I realize there is no way to find out unless you're actually in aviation and doing your job, but what would your (scoutpilot) estimate be on how many hours a week you're in the office doing paper work? Also, what kind of paper work would you be doing? Thanks.
I'm not sure where this idea about "paperwork" comes from among the young folks here. What do you consider to be paperwork? If you consider anything besides actively flying an aircraft to be "paperwork" then you ought not consider a military flying career. Period. For every hour you fly, you'll spend at least one hour with your nose in a book, or reviewing Emergency Procedures & Limitations, or studying aviation publications.
Every aviator, be he commissioned or warranted, will spend the vast majority of his time outside the cockpit.
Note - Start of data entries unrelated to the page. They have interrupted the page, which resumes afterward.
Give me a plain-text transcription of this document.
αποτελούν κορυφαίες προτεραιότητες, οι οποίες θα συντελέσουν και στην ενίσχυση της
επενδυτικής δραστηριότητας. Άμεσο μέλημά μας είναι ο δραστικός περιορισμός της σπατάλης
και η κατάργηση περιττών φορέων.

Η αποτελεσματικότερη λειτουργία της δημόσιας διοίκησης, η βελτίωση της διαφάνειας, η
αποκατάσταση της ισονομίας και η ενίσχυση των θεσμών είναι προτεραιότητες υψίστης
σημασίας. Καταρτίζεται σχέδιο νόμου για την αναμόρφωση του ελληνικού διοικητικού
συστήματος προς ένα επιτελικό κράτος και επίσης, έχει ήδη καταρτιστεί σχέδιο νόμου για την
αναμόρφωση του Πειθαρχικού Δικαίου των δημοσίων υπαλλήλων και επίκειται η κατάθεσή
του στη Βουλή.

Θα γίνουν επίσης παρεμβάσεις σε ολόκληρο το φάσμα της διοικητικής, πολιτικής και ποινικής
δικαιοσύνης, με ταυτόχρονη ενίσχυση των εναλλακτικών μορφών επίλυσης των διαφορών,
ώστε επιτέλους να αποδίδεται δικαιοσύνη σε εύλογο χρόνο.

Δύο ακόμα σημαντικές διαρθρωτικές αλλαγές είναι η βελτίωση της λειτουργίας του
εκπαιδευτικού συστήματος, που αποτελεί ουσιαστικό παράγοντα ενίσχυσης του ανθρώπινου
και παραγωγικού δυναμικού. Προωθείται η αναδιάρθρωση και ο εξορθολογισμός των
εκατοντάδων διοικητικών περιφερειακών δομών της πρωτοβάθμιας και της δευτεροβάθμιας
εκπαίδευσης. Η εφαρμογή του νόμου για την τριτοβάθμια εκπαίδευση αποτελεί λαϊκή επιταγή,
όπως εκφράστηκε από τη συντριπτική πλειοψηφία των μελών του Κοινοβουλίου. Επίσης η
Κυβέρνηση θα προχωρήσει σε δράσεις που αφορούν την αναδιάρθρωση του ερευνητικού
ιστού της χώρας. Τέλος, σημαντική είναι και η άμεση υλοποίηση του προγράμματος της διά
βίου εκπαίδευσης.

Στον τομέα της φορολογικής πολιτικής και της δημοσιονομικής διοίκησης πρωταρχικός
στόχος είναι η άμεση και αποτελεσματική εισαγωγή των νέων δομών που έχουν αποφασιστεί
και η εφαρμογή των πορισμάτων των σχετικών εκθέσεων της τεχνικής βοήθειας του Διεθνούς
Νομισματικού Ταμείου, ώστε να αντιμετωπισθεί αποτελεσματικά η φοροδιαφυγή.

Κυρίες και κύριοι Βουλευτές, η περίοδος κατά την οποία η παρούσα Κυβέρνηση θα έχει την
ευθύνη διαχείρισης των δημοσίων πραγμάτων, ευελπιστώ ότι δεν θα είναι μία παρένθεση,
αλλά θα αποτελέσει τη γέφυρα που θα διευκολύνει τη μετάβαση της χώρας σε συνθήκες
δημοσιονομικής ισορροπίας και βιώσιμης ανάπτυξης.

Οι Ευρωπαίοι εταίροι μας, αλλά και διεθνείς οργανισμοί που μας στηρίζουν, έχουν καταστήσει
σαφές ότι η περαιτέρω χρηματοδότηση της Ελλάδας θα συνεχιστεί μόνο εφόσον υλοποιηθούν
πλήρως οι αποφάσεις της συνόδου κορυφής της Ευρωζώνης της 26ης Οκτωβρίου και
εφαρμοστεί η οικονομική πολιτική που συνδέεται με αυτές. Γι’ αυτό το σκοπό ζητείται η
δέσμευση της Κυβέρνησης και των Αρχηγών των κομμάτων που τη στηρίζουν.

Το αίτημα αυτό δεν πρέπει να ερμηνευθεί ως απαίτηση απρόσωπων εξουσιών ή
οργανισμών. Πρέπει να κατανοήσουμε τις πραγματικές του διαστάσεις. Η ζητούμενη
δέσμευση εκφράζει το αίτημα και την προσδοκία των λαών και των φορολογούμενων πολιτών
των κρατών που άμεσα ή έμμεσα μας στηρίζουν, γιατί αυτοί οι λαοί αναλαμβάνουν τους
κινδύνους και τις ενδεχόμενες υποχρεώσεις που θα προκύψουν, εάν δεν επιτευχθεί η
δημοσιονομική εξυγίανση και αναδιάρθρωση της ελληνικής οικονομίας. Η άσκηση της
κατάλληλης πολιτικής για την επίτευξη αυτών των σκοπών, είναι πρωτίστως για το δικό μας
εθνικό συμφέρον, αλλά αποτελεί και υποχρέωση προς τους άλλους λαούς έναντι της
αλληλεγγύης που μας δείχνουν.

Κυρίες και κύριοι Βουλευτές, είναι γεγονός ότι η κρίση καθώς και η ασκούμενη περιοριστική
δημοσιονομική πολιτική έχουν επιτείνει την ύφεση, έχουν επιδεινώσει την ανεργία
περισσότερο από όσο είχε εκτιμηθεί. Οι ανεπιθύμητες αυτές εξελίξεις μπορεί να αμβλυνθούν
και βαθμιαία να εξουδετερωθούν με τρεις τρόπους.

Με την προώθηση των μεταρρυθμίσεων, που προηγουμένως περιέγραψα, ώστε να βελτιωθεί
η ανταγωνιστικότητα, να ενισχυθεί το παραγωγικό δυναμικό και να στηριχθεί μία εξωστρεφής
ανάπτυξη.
I assume your unspoken question is really "How much more time will I spend flying if I'm a warrant officer versus a commissioned officer?" The answer remains "it depends."
As a commissioned officer, you'll spend time doing those nasty "leadership" things that take you out of the cockpit. You will deal with maintenance issues. You will deal with Soldier issues. You will spend hours planning training with your platoon sergeant, commander, and instructor pilots. You will do much more than wiggle the sticks and rack up flight hours.
Don't allow yourself to fall into the idea that warrant officers live in the cockpit and occasionally get out to eat and buy more cigarettes. It's not the case. Warrant officers are highly skilled technical and tactical experts, but they do more than fly.
Every warrant officer will eventually "track" into a specialty. Some become Instructor Pilots. Some become Maintenance Test Pilots. Some track Aviation Safety. Others track Tactical Operations. Each of these duties requires time in the "office" or at a desk, or in the books, etc.
As a junior warrant officer, you'll also have additional duties. You may be the company night vision goggle officer, responsible for the care, maintenance, and security of all the goggles in the unit. You might be stuck in the supply room, since aviation lacks supply NCOs at the company level. You may be the unit movement officer. Rest assured, you will have an additional duty.
What's the point? Aviation is not a warrant officer free-for-all-flying-circus. There's work to be done outside the cockpit for everyone. If, as an aviator, you get more than one flight a week, you should be very happy. Army training, additional duties, meetings, weather, and maintenance all conspire to limit your flight time. That's just reality.
Flying is not an every day occurrence.